“Diante de tais relatos, a conclusão deve ser única: no sistema prisional brasileiro, ocorre violação generalizada de direitos fundamentais dos presos no tocante à dignidade, higidez física e integridade psíquica. (…) Os presos tornam-se “lixo digno do pior tratamento possível”, sendo-lhes negado todo e qualquer direito à existência minimamente segura e salubre. Daí o acerto do Ministro da Justiça, José Eduardo Cardozo, na comparação com as “masmorras medievais”.”
Este é um dos trechos do importantíssimo precedente exarado no julgamento da Arguição de Descumprimento de Preceito Fundamental n.º 347, no qual o Supremo Tribunal Federal (STF) considerou a situação prisional no país um “estado de coisas inconstitucional”, com “violação massiva de direitos fundamentais” da população prisional, por omissão do poder público.
Sim, a coluna dessa semana irá falar de um dos assuntos mais difíceis e cercado por um tabu. Encarceramento. Não é à toa que o Senado Federal em 2017 afirmou que a desconfiança e o preconceito da sociedade civil dificultam a ressocialização daquelas sob a custódia estatal.
Até porque todos sabem do problema, já que, conforme dados informados pelo Conselho Nacional de Justiça e de acordo com o relatório orçamentário do Fundo publicado pelo Departamento Penitenciário Nacional (Depen), do Ministério da Justiça e Segurança Pública, em 2016 e 2017, foram repassados aos fundos penitenciários de estados e municípios R$ 1,48 bilhão e R$ 997 milhões, respectivamente; e, mesmo assim as deficiências das condições de encarceramento e os desrespeitos aos direitos humanos da população sob custódia permanecem e, em contrapartida, ainda temos altos índices de criminalidade.

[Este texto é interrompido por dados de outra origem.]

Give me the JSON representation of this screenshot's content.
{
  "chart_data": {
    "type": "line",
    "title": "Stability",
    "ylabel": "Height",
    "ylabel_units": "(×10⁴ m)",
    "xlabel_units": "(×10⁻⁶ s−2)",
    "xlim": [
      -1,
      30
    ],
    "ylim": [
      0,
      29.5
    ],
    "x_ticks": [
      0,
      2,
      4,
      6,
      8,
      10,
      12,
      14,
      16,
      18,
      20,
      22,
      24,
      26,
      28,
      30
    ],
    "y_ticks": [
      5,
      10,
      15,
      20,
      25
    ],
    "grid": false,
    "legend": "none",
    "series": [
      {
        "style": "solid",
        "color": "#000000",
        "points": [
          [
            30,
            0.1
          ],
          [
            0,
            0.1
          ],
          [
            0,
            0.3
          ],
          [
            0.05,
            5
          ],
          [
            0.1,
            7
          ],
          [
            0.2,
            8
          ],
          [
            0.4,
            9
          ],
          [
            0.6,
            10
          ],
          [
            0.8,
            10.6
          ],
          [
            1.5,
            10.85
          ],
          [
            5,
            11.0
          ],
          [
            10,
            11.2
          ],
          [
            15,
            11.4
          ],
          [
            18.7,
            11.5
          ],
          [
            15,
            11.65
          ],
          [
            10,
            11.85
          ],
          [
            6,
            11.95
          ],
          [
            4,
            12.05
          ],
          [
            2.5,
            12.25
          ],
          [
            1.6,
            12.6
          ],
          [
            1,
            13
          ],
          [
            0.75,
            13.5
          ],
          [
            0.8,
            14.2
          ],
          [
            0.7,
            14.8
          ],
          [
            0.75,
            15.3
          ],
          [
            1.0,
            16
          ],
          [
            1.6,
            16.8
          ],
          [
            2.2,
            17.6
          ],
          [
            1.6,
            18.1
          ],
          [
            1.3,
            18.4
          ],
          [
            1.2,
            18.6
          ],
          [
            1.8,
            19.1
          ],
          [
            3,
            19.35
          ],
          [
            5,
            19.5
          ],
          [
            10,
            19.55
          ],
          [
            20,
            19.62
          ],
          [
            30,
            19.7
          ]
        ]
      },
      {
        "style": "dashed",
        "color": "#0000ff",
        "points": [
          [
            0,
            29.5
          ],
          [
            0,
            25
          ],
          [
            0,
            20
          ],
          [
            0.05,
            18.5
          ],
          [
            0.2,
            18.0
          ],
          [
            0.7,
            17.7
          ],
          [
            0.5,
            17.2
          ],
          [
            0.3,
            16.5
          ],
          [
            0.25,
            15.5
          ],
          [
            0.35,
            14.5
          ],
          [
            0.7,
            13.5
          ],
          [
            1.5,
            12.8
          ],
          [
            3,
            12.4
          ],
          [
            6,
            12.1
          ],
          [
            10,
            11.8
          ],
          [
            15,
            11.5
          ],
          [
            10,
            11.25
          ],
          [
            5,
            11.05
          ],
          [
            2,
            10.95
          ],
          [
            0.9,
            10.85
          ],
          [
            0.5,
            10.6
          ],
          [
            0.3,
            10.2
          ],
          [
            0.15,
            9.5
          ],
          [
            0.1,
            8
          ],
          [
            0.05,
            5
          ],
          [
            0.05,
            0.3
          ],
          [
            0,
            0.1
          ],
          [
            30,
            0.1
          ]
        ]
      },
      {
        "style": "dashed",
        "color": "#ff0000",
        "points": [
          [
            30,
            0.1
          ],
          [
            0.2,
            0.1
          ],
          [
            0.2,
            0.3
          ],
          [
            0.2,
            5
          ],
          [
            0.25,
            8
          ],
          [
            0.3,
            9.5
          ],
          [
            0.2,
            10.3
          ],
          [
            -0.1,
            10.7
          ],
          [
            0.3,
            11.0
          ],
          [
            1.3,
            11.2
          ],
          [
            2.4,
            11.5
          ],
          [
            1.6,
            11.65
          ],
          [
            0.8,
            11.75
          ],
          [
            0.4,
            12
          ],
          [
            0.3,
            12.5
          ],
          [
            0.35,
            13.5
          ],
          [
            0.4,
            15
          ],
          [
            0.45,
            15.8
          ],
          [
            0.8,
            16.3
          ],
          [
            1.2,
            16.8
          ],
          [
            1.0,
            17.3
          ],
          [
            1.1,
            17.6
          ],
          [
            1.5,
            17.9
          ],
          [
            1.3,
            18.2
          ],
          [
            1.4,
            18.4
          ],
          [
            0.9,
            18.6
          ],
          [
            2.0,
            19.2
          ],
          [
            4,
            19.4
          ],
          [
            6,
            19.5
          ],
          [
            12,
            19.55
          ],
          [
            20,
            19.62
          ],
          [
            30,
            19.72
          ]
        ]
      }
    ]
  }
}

Especialmente diante da situação da pandemia, no qual o próprio CNJ, por meio da Recomendação 62/2020, recomendou aos tribunais do país que evitassem de aplicar medidas de internação a jovens infratores e optassem, ao invés, por medidas socioeducativas para evitarem o risco de contágio. As condições deste sistema possibilitaram um aumento na propagação do vírus em 190% no período de um ano.
Está claro que o modelo prisional brasileiro, no momento em que se encontra, está falido, criando este estado de coisas inconstitucional, no qual uma instituição que tinha a finalidade de reinserir o ser humano na sociedade é comparada a uma “masmorra medieval”.
E como resolver essa situação problemática, especialmente diante do tabu que esse assunto traz? Neste ponto, cabe exaltar a pesquisa do Prof. Mestre Henrique Ramidoff, sobre a concessão de serviços penitenciários: responsabilidade patrimonial e compliance, no qual, ele consegue provar que é possível a atividade unida da sociedade civil e do Estado na resolução deste problema. É sim possível que o Estado cumpra com seus deveres e que o conceito de empresa e de cidadania podem e andam juntos. Através de sua pesquisa se provou que é possível a existência de um sistema carcerário no qual todos façam a sua parte para não deixar ninguém para trás.
O Prof. Ramidoff conclui suas pesquisas por demonstrar a possibilidade e pertinência da concessão dos serviços carcerários para agentes econômicos privados, a fim de melhorar a situação.
Não podemos ignorar este grave problema e, lembrem-se, como Dostoiévski escreveu: “É possível julgar o grau de civilização de uma sociedade visitando suas prisões”.
Coluna publicada na terça-feira, 31 de agosto de 2021, no Jornal Diário de S.Paulo.